Я откусываю сандвич и жую, размышляя.

— Примерно около года. Полгода я снимаю, потом столько же времени режу, монтирую, редактирую, кое-что доснимаю и переснимаю. Со всем этим можно возиться целую вечность, трудно сказать себе «стоп». Что касается лично вас, то я бы начал с предварительной съемки. Она потребует трех-четырех часов. Результат отправлю моим продюсерам и редакторам в Майами. Пускай они на вас посмотрят, послушают, пусть прочувствуют саму историю и вашу способность ее рассказать. Если они дадут добро, то мы продолжим съемки.

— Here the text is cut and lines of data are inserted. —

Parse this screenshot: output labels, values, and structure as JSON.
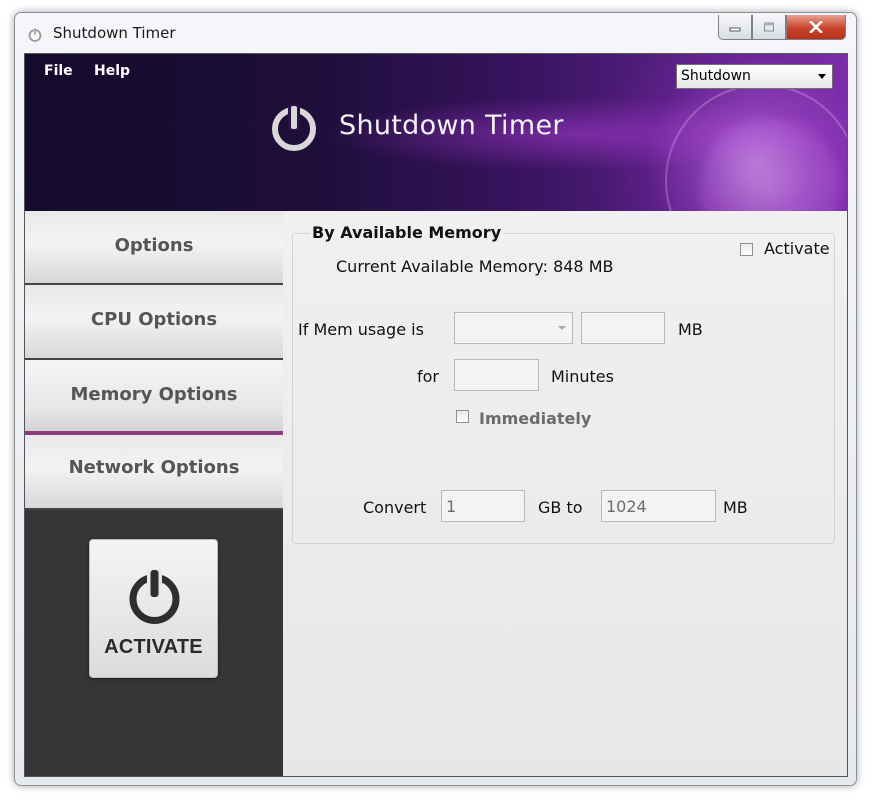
{
  "window": {
    "title": "Shutdown Timer",
    "icons": {
      "app": "power-icon",
      "minimize": "minimize-icon",
      "maximize": "maximize-icon",
      "close": "close-icon"
    }
  },
  "menu": {
    "file": "File",
    "help": "Help"
  },
  "header": {
    "app_name": "Shutdown Timer",
    "action_select": {
      "value": "Shutdown"
    },
    "logo_icon": "power-icon"
  },
  "sidebar": {
    "items": [
      {
        "label": "Options"
      },
      {
        "label": "CPU Options"
      },
      {
        "label": "Memory Options",
        "active": true
      },
      {
        "label": "Network Options"
      }
    ],
    "activate_button": {
      "label": "ACTIVATE",
      "icon": "power-icon"
    }
  },
  "panel": {
    "title": "By Available Memory",
    "activate_label": "Activate",
    "activate_checked": false,
    "current_memory": "Current Available Memory: 848 MB",
    "mem_usage_label": "If Mem usage is",
    "mem_operator_value": "",
    "mem_value": "",
    "mem_unit": "MB",
    "for_label": "for",
    "minutes_value": "",
    "minutes_label": "Minutes",
    "immediately_label": "Immediately",
    "immediately_checked": false,
    "convert": {
      "label": "Convert",
      "gb_value": "1",
      "gb_to_label": "GB to",
      "mb_value": "1024",
      "mb_label": "MB"
    }
  },
  "colors": {
    "header_dark": "#150b2c",
    "header_purple": "#7a2da8",
    "sidebar_bg": "#363636",
    "active_accent": "#8a3b7e",
    "close_button": "#c8432a"
  }
}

— Что я со всего этого получу?

— Ничего, кроме правды и изобличения убийц вашего брата. Подумайте, Натан. Вам бы хотелось, чтобы этих ублюдков обвинили в убийстве и посадили на скамью подсудимых?

— Еще как хотелось бы!

Я подаюсь вперед, сверкая глазами:

— Тогда вперед, Натан! Расскажите о нем. Вы ничего не потеряете, а выигрыш будет велик. Расскажите мне о наркоторговле, как она погубила вашу семью, как в ней погряз Джин. Это же способ жизни в этих краях, другой-то работы нет. Имен можно не называть — я никому не хочу создавать проблем. — Я допиваю второй бокал пива. — Когда вы видели Джина в последний раз?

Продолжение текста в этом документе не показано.